Protecting what’s yours

Seniors’ organizations and financial institutions in B.C. have joined forces to protect elderly citizens against financial abuse. One initiative has the B.C. Coalition to Eliminate Abuse of Seniors (BCCEAS) working with banks, credit unions and trust companies to make seniors more aware of financial abuse, teaching them how to recognize and then deal with it.

“Over the last five years, the number of telephone calls our organization received from seniors concerning financial abuse increased almost 50 per cent,” says Carol War-Hall, executive director of BCCEAS. “As a result, we formed a Task Force made up of members from BCCEAS, banks and credit unions and looked into what was happening in Victoria, the Okanagan and Fraser Valley, because those three places have a large concentration of older people.”

A brochure called Money Matters for Seniors, detailing specific actions that could be taken to avoid exploitation, was published, followed by a training manual and a facilitators’ guide for training front line workers and managers from financial institutions how to spot financial abuse – and prevent it. A video was also produced to compliment the manual.

The second project,he ABCs of Fraud, is based on a program introduced by the Volunteer Centre of Metro Toronto. Funded by Scotiabank, the program proved so successful it was expanded to – Vancouver, Calgary and Halifax.
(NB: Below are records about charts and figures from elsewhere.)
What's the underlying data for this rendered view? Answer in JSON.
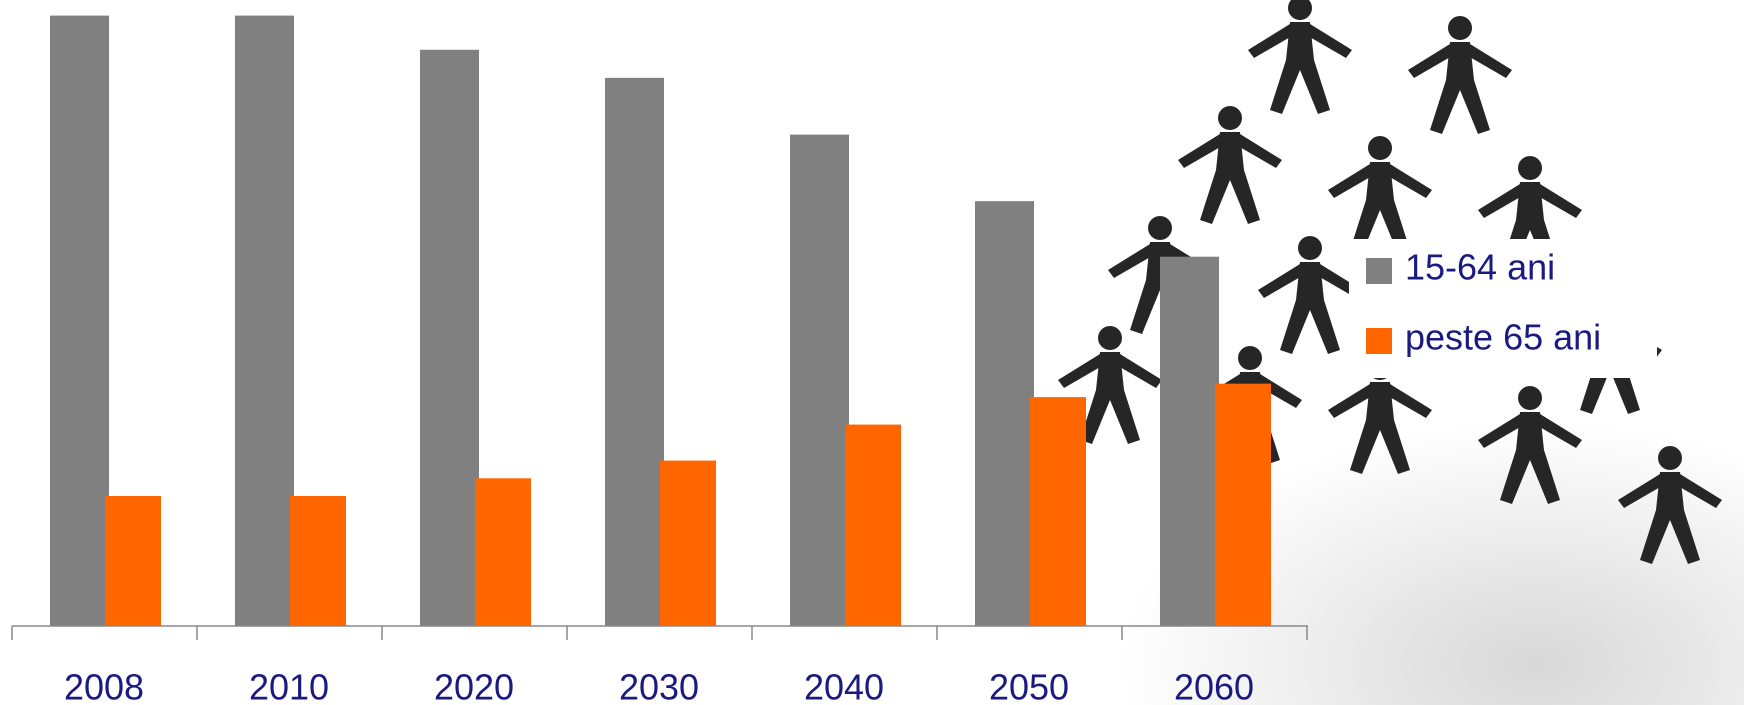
{
  "chart_data": {
    "type": "bar",
    "categories": [
      "2008",
      "2010",
      "2020",
      "2030",
      "2040",
      "2050",
      "2060"
    ],
    "series": [
      {
        "name": "15-64 ani",
        "color": "#808080",
        "values": [
          100,
          100,
          94.4,
          89.8,
          80.5,
          69.6,
          60.5
        ]
      },
      {
        "name": "peste 65 ani",
        "color": "#ff6600",
        "values": [
          21.3,
          21.3,
          24.2,
          27.1,
          33,
          37.5,
          39.7
        ]
      }
    ],
    "ylim": [
      0,
      100
    ]
  }
}
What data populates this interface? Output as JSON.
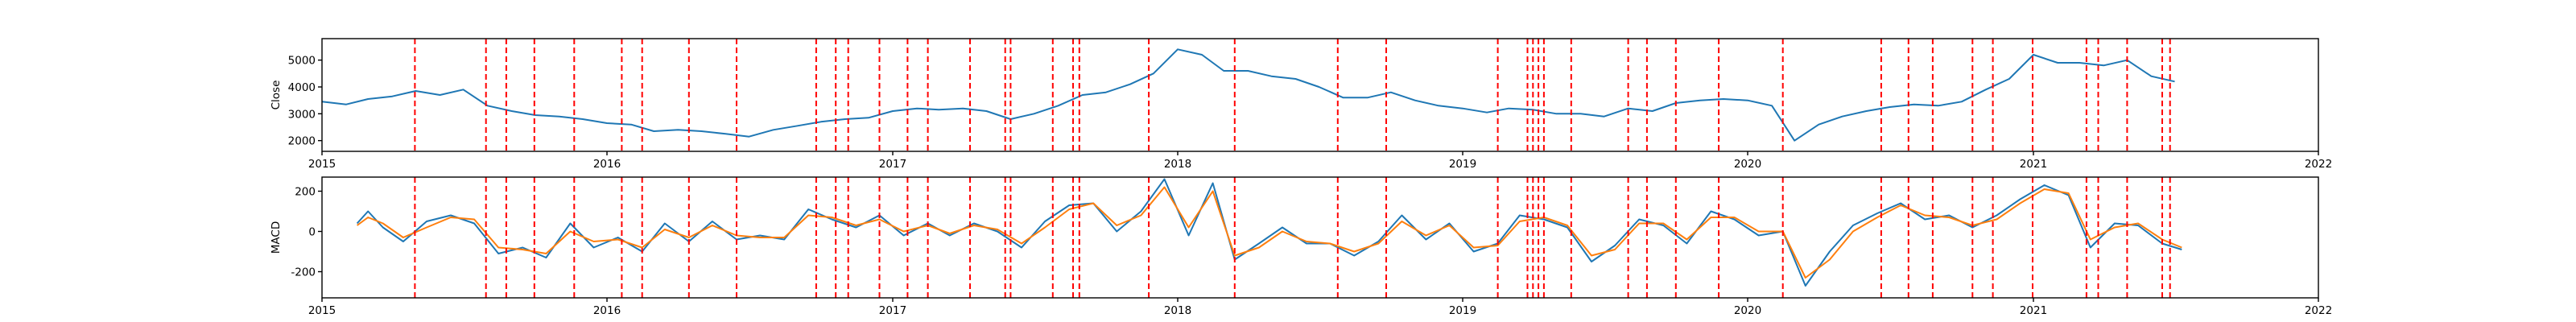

“Financial abuse of seniors can occur in any culture, and there’s a distinction between fraud – that’s clearly illegal – and a scam that technically does not break the law,” says Charmian Spencer, a lawyer and researcher from Simon Fraser University’s Gerontology Research Centre. “The 411 Seniors Centre has 20 volunteers who counsel other seniors and have found all types of abuse and neglect,” says Angela Brooks, client service coordinator with the downtown Vancouver Centre. “We conducted a needs assessment study and found that newcomers to Canada, for example, faced many barriers such as language, and because many seniors lived in isolation they were not aware of the services and benefits they were entitled to receive.

This often led to victimization,” Brooks says. As a result, 15 volunteers have been trained to give presentations to groups at various locations, such as neighbourhood houses and seniors” centres. “We hope to train another group of volunteers in the fall, and include more people from different ethnic groups we want to help – we already have two Chinese volunteers,” says Hall.